To determine how much Proxima Centauri flares, she and her colleagues pulled off something akin to an astrophysics coup: Over the course of several months in 2019, they pointed nine different instruments at the star for 40 hours. The Hubble Space Telescope, the Atacama Large Millimeter Array (ALMA), and NASA’s Transiting Exoplanet Survey Satellite were among those looking (TESS). Five of them captured the massive flare from Proxima Centauri, capturing it as it produced a broad spectrum of radiation.
“We’ve never had this kind of multi-wavelength coverage of a stellar flare before,” MacGregor said. “You’re usually lucky if you can get two instruments.”
The method produced one of the most detailed anatomies of a flare from any star in the galaxy. The occurrence in question occurred on May 1, 2019, and lasted only 7 seconds. While it didn’t emit much visible light, it did emit a significant amount of ultraviolet and radio, or “millimeter,” radiation.

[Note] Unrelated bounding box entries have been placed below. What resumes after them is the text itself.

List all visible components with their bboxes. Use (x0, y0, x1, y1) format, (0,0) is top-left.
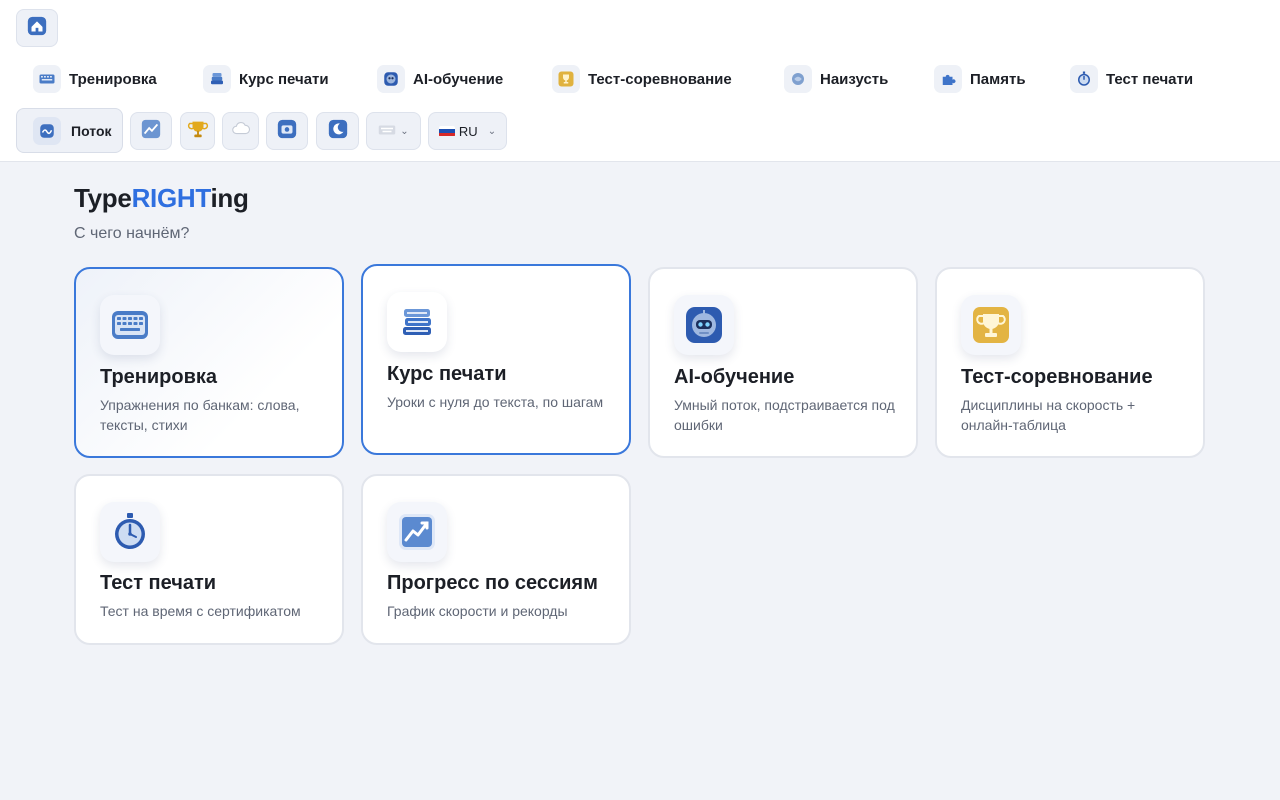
russia-flag-icon (438, 125, 455, 137)
nav-item-memory[interactable]: Память (934, 60, 1026, 98)
card-description: Уроки с нуля до текста, по шагам (387, 394, 604, 410)
trophy-icon (961, 295, 1021, 355)
home-button[interactable] (16, 9, 58, 47)
theme-button[interactable] (316, 112, 359, 150)
chart-icon (140, 118, 162, 145)
card-typing-test[interactable]: Тест печати Тест на время с сертификатом (74, 474, 344, 645)
flow-button-label: Поток (71, 122, 112, 139)
brand-part: ing (210, 183, 249, 213)
robot-icon (377, 65, 405, 93)
camera-button[interactable] (266, 112, 308, 150)
nav-item-typing-test[interactable]: Тест печати (1070, 60, 1193, 98)
card-title: Курс печати (387, 363, 507, 385)
brand-logo: TypeRIGHTing (74, 183, 249, 214)
card-training[interactable]: Тренировка Упражнения по банкам: слова, … (74, 267, 344, 458)
card-description: График скорости и рекорды (387, 603, 568, 619)
card-title: Прогресс по сессиям (387, 572, 598, 594)
chart-icon (387, 502, 447, 562)
moon-icon (327, 118, 349, 145)
flow-button[interactable]: Поток (16, 108, 123, 153)
keyboard-icon (378, 123, 396, 140)
books-icon (387, 292, 447, 352)
card-title: Тест печати (100, 572, 217, 594)
stopwatch-icon (1070, 65, 1098, 93)
trophy-icon (187, 118, 209, 145)
toolbar: Поток ⌄ RU ⌄ (0, 108, 1280, 153)
stopwatch-icon (100, 502, 160, 562)
keyboard-layout-select[interactable]: ⌄ (366, 112, 421, 150)
nav-item-label: Тест печати (1106, 70, 1194, 88)
card-description: Умный поток, подстраивается под ошибки (674, 397, 895, 433)
page-subtitle: С чего начнём? (74, 225, 190, 242)
nav-item-competition[interactable]: Тест-соревнование (552, 60, 732, 98)
chevron-down-icon: ⌄ (487, 125, 497, 137)
language-select[interactable]: RU ⌄ (428, 112, 507, 150)
card-description: Дисциплины на скорость + онлайн-таблица (961, 397, 1136, 433)
card-competition[interactable]: Тест-соревнование Дисциплины на скорость… (935, 267, 1205, 458)
robot-icon (674, 295, 734, 355)
nav-item-by-heart[interactable]: Наизусть (784, 60, 888, 98)
card-title: AI-обучение (674, 366, 795, 388)
nav-item-label: Память (970, 70, 1026, 88)
language-value: RU (458, 123, 478, 139)
brand-part: Type (74, 183, 132, 213)
books-icon (203, 65, 231, 93)
card-progress[interactable]: Прогресс по сессиям График скорости и ре… (361, 474, 631, 645)
keyboard-icon (100, 295, 160, 355)
nav-item-label: Тренировка (69, 70, 157, 88)
nav-item-label: Наизусть (820, 70, 889, 88)
home-icon (26, 15, 48, 42)
nav-item-label: AI-обучение (413, 70, 504, 88)
nav-item-ai[interactable]: AI-обучение (377, 60, 503, 98)
puzzle-icon (934, 65, 962, 93)
nav-item-label: Тест-соревнование (588, 70, 732, 88)
card-title: Тренировка (100, 366, 218, 388)
card-course[interactable]: Курс печати Уроки с нуля до текста, по ш… (361, 264, 631, 455)
card-description: Упражнения по банкам: слова, тексты, сти… (100, 397, 300, 433)
nav-item-training[interactable]: Тренировка (33, 60, 157, 98)
card-title: Тест-соревнование (961, 366, 1153, 388)
leaderboard-button[interactable] (180, 112, 215, 150)
camera-icon (276, 118, 298, 145)
chevron-down-icon: ⌄ (400, 125, 409, 137)
progress-button[interactable] (130, 112, 172, 150)
trophy-icon (552, 65, 580, 93)
nav-item-course[interactable]: Курс печати (203, 60, 329, 98)
keyboard-icon (33, 65, 61, 93)
cloud-sync-button[interactable] (222, 112, 259, 150)
cloud-icon (230, 118, 252, 145)
main-nav: Тренировка Курс печати AI-обучение Тест-… (0, 60, 1280, 98)
nav-item-label: Курс печати (239, 70, 329, 88)
card-description: Тест на время с сертификатом (100, 603, 301, 619)
brain-icon (784, 65, 812, 93)
card-ai[interactable]: AI-обучение Умный поток, подстраивается … (648, 267, 918, 458)
brand-highlight: RIGHT (131, 183, 211, 213)
top-bar: Тренировка Курс печати AI-обучение Тест-… (0, 0, 1280, 162)
wave-icon (33, 116, 61, 145)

“We didn’t know stars could flare in the millimeter range before, so this is the first time we’ve gone looking for millimeter flares,” MacGregor explained. Those millimeter signals, according to MacGregor, could help researchers learn more about how stars generate flares. Currently, scientists suspect that these bursts of energy occur when magnetic fields near a star’s surface twist and snap with explosive consequences.

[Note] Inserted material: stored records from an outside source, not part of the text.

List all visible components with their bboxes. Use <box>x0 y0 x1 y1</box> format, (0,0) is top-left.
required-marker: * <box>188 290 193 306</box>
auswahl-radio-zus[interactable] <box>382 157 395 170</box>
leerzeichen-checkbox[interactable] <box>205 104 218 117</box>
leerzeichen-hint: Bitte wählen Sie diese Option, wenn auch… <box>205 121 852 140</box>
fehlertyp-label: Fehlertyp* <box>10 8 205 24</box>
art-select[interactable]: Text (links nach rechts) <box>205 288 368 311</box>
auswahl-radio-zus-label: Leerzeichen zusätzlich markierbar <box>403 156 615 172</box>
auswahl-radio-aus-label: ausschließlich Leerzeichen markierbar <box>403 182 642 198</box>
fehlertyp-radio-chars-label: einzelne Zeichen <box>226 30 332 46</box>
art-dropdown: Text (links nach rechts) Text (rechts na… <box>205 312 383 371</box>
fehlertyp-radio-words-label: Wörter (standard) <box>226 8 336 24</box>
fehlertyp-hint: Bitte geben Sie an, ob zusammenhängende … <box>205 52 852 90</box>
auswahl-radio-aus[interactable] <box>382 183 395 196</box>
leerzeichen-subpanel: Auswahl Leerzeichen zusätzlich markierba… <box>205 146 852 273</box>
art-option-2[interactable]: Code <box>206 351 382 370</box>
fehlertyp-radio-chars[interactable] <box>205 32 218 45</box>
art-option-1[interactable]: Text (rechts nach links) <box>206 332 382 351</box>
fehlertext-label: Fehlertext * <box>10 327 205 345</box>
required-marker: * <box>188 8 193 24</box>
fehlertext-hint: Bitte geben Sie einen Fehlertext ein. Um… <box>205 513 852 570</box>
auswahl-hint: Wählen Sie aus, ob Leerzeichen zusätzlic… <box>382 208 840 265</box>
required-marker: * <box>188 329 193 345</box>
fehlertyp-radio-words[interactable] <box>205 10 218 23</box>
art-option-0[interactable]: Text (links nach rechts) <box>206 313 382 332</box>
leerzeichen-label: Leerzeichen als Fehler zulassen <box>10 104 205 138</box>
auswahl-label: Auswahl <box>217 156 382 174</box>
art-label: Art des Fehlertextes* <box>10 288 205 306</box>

Overall, the observed flare was roughly 100 times more powerful than any similar flare seen from the sun on Earth. Such energy, over time, can deplete a planet’s atmosphere and even expose life forms to lethal radiation.
That type of flare may not be uncommon on Proxima Centauri. In addition to the big boom in May 2019, the researchers recorded a slew of other flares while watching the star for 40 hours. “The planets of Proxima Centauri are being hit by something like this not once in a century, but at least once a day, if not several times a day,” MacGregor explained.
The findings imply that the sun’s closest companion may have more surprises in store for us. “There will most likely be even more strange types of flares that demonstrate different types of physics that we haven’t thought of before,” MacGregor predicted.
Steven Cranmer, associate professor in APS and the Laboratory for Atmospheric and Space Physics (LASP) at CU Boulder; Adam Kowalski, assistant professor in APS and LASP at CU Boulder, also of the National Solar Observatory; Allison Youngblood, a research scientist at LASP; and Anna Estes, undergraduate research assistant in APS, are also coauthors on the new study.
Carnegie Institution for Science, Arizona State University, NASA Goddard Space Flight Center, University of Maryland, the University of North Carolina at Chapel Hill, University of Sydney, CSIRO Astronomy and Space Science, Space Telescope Science Institute, Johns Hopkins University, the Center for Astrophysics | Harvard & Smithsonian, and the University of British Columbia also contributed.